Le parquet a requis mardi un an de prison avec sursis et 5.000 euros d'amende à l'encontre de trois pirates informatiques se réclamant de la mouvance des "Anonymous", poursuivis pour avoir récupéré et mis en ligne les coordonnées de 541 policiers.

Des gens "dangereux". Loin d'être des "pieds nickelés", les trois prévenus, âgés de 22 à 27 ans, sont des "gens dangereux eu égard aux conséquences des actes qu'ils ont commis", a estimé le procureur. Devant le tribunal correctionnel de Paris, les trois jeunes informaticiens ont expliqué qu'à l'époque, la divulgation de numéros de téléphones ou d'adresse mail, "ça restait virtuel", et qu'ils n'étaient pas animés par de "mauvaises intentions". L'un a reconnu qu'il trouverait aujourd'hui "extrêmement grave de publier des informations personnelles sans aucune raison valable".

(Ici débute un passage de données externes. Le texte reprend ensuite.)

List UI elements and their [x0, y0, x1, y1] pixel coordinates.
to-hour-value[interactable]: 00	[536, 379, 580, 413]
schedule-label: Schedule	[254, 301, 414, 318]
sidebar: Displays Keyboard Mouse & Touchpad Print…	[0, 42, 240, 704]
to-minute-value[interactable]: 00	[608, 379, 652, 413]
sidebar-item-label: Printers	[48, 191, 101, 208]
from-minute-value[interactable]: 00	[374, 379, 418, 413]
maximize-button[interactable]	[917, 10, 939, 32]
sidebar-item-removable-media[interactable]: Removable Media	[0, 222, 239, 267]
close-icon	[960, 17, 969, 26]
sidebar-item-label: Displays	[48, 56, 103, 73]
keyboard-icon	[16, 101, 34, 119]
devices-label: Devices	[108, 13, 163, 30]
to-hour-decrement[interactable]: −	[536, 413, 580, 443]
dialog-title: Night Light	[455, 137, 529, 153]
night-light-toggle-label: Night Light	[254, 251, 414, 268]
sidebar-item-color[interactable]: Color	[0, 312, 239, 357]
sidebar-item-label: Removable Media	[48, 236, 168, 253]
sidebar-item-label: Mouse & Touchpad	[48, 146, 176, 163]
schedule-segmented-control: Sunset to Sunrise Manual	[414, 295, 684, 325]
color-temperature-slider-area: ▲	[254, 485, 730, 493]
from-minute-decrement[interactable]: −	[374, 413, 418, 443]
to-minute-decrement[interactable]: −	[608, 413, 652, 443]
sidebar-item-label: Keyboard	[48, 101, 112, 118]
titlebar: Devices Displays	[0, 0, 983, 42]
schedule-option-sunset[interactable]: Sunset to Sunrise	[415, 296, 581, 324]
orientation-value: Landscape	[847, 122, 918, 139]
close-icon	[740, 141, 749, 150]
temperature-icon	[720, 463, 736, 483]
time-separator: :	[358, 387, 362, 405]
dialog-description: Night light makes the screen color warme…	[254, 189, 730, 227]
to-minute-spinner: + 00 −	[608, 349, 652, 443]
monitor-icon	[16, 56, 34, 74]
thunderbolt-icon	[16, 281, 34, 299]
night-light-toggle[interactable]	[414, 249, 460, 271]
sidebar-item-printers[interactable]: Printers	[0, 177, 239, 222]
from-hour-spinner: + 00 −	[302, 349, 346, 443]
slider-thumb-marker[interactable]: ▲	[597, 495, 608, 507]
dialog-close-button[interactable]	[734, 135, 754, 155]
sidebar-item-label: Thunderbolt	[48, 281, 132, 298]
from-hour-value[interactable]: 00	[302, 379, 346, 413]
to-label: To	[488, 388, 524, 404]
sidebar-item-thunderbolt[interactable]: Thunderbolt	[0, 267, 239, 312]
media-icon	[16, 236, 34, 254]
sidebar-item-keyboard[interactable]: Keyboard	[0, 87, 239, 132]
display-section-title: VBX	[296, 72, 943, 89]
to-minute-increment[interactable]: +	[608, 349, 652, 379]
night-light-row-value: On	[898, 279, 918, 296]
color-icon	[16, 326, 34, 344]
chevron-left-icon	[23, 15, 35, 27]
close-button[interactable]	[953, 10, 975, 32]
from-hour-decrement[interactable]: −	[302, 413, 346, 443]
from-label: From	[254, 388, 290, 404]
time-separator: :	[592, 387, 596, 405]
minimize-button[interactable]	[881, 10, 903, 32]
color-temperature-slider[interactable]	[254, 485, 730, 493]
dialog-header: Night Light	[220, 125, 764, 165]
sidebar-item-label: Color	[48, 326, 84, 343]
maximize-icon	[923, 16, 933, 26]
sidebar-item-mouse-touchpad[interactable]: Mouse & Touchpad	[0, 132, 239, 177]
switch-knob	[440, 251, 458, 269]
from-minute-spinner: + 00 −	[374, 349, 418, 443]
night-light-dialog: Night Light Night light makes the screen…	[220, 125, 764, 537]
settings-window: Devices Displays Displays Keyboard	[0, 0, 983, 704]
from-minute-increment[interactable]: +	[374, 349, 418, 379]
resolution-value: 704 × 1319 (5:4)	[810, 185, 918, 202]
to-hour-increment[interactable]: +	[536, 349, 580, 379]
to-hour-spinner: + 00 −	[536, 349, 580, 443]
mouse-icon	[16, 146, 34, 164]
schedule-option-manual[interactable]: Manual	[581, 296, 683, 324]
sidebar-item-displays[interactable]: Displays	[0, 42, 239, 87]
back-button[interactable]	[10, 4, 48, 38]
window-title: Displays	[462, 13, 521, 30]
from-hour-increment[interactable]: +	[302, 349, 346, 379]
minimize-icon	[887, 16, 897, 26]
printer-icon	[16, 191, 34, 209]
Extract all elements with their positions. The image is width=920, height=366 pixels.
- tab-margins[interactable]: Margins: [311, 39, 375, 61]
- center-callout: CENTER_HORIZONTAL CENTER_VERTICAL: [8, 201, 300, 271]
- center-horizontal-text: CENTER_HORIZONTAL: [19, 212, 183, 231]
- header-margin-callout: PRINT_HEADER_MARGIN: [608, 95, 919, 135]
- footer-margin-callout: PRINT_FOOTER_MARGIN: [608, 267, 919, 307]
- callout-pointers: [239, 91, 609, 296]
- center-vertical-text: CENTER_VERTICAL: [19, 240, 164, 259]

Le site du syndicat de la police piraté. Début 2012, des Anonymous ont mené une série d'attaques informatiques après la fermeture par la justice américaine des serveurs du site d'échange de fichiers Megaupload et l'interpellation en France de trois internautes pour l'attaque du site internet d'EDF - quelques mois après la catastrophe nucléaire de Fukushima. En guise de e-roulement de tambour, un certain "Calin" annonçait sur son compte Twitter : "Amis journalistes, vous allez entendre parler de nos amis policiers." Un dénommé "Sunki" avait également diffusé des liens permettant d'accéder à des sites hébergeant les données collectées. Les données personnelles des fonctionnaires mises en ligne ont été volées en piratant le site du syndicat de police SGP-FO. L'un des prévenus a expliqué avoir signalé au webmaster du site sa vulnérabilité, sans que la faille ne soit colmatée.

Deux des prévenus sont également poursuivis pour le piratage des sites gouvernementaux modernisation.gouv.fr et immigration.gouv.fr, en ayant exploité des failles de la sécurité.